The anti-doping test revealed that Ulissi had 1900 ng/ml of Salbutamol in his system, significantly higher than the 1000 ng/ml allowed by the UCI rules. He had declared the use of a Ventolin inhaler for bronchial spasms when undergoing the test, but struggled to explain such a high level of the drug. Ulissi has claimed that the Swiss Olympic Committee accepted that he acted negligently and not with the aim of improving his performance.
However Lampre-Merida is a member of the MPCC and the association issued a press release on Wednesday saying it was "waiting for the position of Lampre-Merida about the team's press release announcing Diego Ulissi's come back on the next Vuelta al Pais Vasco."
In the same press release the MPCC claimed that 81 per cent of all WorldTour and Professional Continental teams were now members and praised teams for respecting its core regulation, including "not to hire - within the two years following the suspension - riders found guilty of anti-doping rules violation and then suspended for at least six months by their national/international associations."
This seems to questions Lampre-Merida's decision but the team insisted in a terse statement that it has fully respected the MPCC rules.
"After having read today's press release from MPCC after the Board of Directors meeting which was held on the 11th of February 2015 and with this the consequences which were reported and valuated by the various media, the team expresses its dissatisfaction with the way in which the press release was reported," the statement reads.
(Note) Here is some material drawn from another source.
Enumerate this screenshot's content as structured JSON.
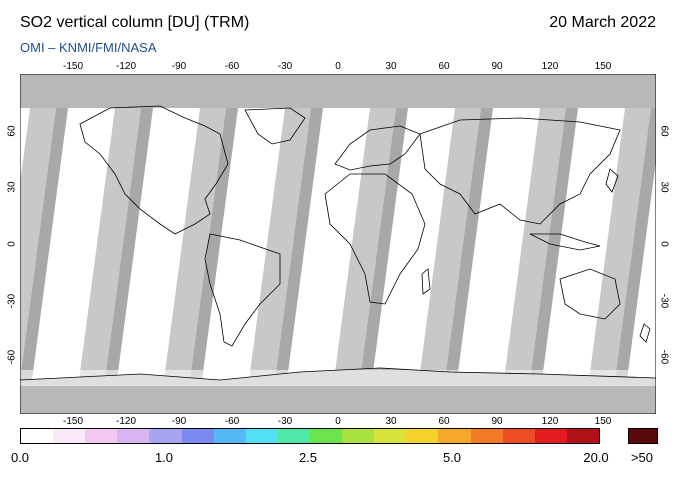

"It is not acceptable that this type of message is communicated in this way, in other words that the team is under observation for the announcement of Ulissi returning to compete, over and above this the team has never received any direct contact from the organization."
"Ulissi returning to compete in the Team fully respects the MPCC rules and regulations, namely the article 4 which is mentioned in the press release."
"This rule is in fact applicable to the hiring of new riders: as Ulissi already holds a contract with the Team, therefore this rule does not apply to his case and for this we don't comprehend the necessity to clarify our position. Once again the Team has respected the rules and regulations of the MPCC, as we have always done in the past, strictly applying all the requests even though various situations have been to our disadvantage."
Last year the team stopped Chris Horner from defending his 2013 Vuelta a España success after the MPCC declared that his cortisol levels were too low.
Horner had been prescribed medication containing cortisone in order to try to recover from bronchitis he suffered at the Tour de France but following the voluntary MPC rules, Lampre-Merida did not allow him to start the Vuelta a Espana.